In my mind, it should be possible to do a couple of interesting things with the rear steering already in place, but it seems too easy in my head to not already be commonplace. I was hoping someone could point out a fundamental reason that this is a bad idea. Aside, of course, from my drinking buddies code running into a bug and driving me into a wall.
I'm thinking that given input from a rotary encoder on the steering column, a controller could be built that would manipulate a servo to steer the rear wheels, increasing steering quickness and behavior based on user setting, or with additional input of an accelerometer, and speed sensor from the tranny, rear steer could be used to ensure neutral handling characteristics regardless of how you throw the car into the corner. Not saying it will necessarily go through the corner faster for a good driver could, but it will at least be consistently pointed at the apex when you slide off the outside of the corner or into the wall. It would seem that by having software control over rear steer you could make the handling 'feel' any way you want to by simply manipulating the software controlling the rear steer servo.
Yeah, there would have to be some electronic voodoo involved, but I happen to know some pretty talented witch doctors.

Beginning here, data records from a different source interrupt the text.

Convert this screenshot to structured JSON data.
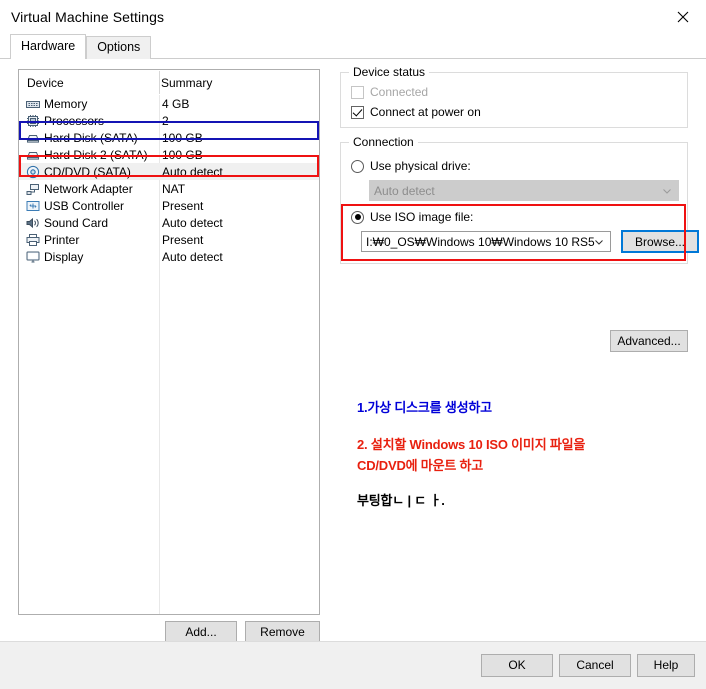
{
  "window": {
    "title": "Virtual Machine Settings",
    "close_icon": "close-icon"
  },
  "tabs": [
    {
      "label": "Hardware",
      "active": true
    },
    {
      "label": "Options",
      "active": false
    }
  ],
  "device_list": {
    "columns": [
      "Device",
      "Summary"
    ],
    "rows": [
      {
        "icon": "memory-icon",
        "name": "Memory",
        "summary": "4 GB"
      },
      {
        "icon": "processor-icon",
        "name": "Processors",
        "summary": "2"
      },
      {
        "icon": "hard-disk-icon",
        "name": "Hard Disk (SATA)",
        "summary": "100 GB"
      },
      {
        "icon": "hard-disk-icon",
        "name": "Hard Disk 2 (SATA)",
        "summary": "100 GB"
      },
      {
        "icon": "cd-dvd-icon",
        "name": "CD/DVD (SATA)",
        "summary": "Auto detect"
      },
      {
        "icon": "network-adapter-icon",
        "name": "Network Adapter",
        "summary": "NAT"
      },
      {
        "icon": "usb-controller-icon",
        "name": "USB Controller",
        "summary": "Present"
      },
      {
        "icon": "sound-card-icon",
        "name": "Sound Card",
        "summary": "Auto detect"
      },
      {
        "icon": "printer-icon",
        "name": "Printer",
        "summary": "Present"
      },
      {
        "icon": "display-icon",
        "name": "Display",
        "summary": "Auto detect"
      }
    ],
    "selected_index": 4,
    "add_label": "Add...",
    "remove_label": "Remove"
  },
  "highlights": {
    "hard_disk_box_color": "#1414b4",
    "cd_dvd_box_color": "#ef1111",
    "iso_box_color": "#ef1111",
    "browse_focus_color": "#0078d7"
  },
  "device_status": {
    "title": "Device status",
    "connected_label": "Connected",
    "connected_checked": false,
    "connected_enabled": false,
    "power_on_label": "Connect at power on",
    "power_on_checked": true
  },
  "connection": {
    "title": "Connection",
    "physical_label": "Use physical drive:",
    "physical_selected": false,
    "physical_value": "Auto detect",
    "physical_enabled": false,
    "iso_label": "Use ISO image file:",
    "iso_selected": true,
    "iso_value": "I:₩0_OS₩Windows 10₩Windows 10 RS5",
    "browse_label": "Browse..."
  },
  "advanced_label": "Advanced...",
  "annotations": {
    "line1": "1.가상 디스크를 생성하고",
    "line2": "2. 설치할 Windows 10 ISO 이미지 파일을",
    "line3": "CD/DVD에 마운트 하고",
    "line4": "부팅합ㄴ | ㄷ ㅏ.",
    "color_blue": "#0000d8",
    "color_red": "#e8200f",
    "color_black": "#000000"
  },
  "footer": {
    "ok_label": "OK",
    "cancel_label": "Cancel",
    "help_label": "Help"
  }
}
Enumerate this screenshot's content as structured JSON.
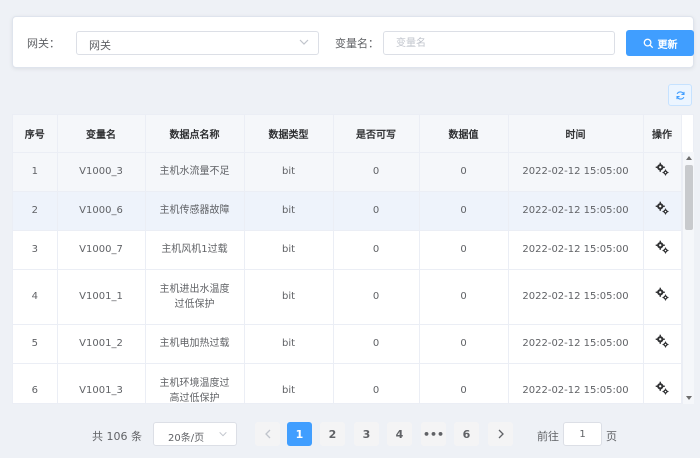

Using 4WS for stability control seems, in my mind, a fundamentally more efficient way of controlling vehicle heading than pulsing the brakes and in effect scrubbing speed which is my understanding of how current stability control systems work.
But if it were that easy, everyone would be doing it. And I can't find a whole lot of examples of such. Plan A: just fix the rear steering rack with the wheels pointed straight ahead. But I'm going to think about this some...
KATYB
HalfDork
3/13/12 1:08 a.m.
In reply to sporqster:
4ws is very complicated and for it work in all conditions slow and highspeed ect the angles need alot of tuning based on vehicle speed ect...... and if you absolutly over cook it its not going to help in how an actual stability control system does. why fix the rear rack still in the car. connect the tierods at the angle you want them to allow for the amount of toe change you want during accell and brakeing. just weld in some mounts and fab up some inner tierods or adapters and your good to go. less to break. and yes current vehicle stability does hit the brakes but not just hit them. it controls pressure to each individual wheel allowing the vehicles dynamics to be completely changed. the system also alters throttle position and even will shift the transmission in some autocars.
wclark
New Reader
3/13/12 5:42 a.m.
In reply to sporqster:
Its far from new or untried. Google "four-wheel steering" and you get a lot of hits from an article on Wikipedia to links to cars (and trucks, tractors and construction equipment) with it.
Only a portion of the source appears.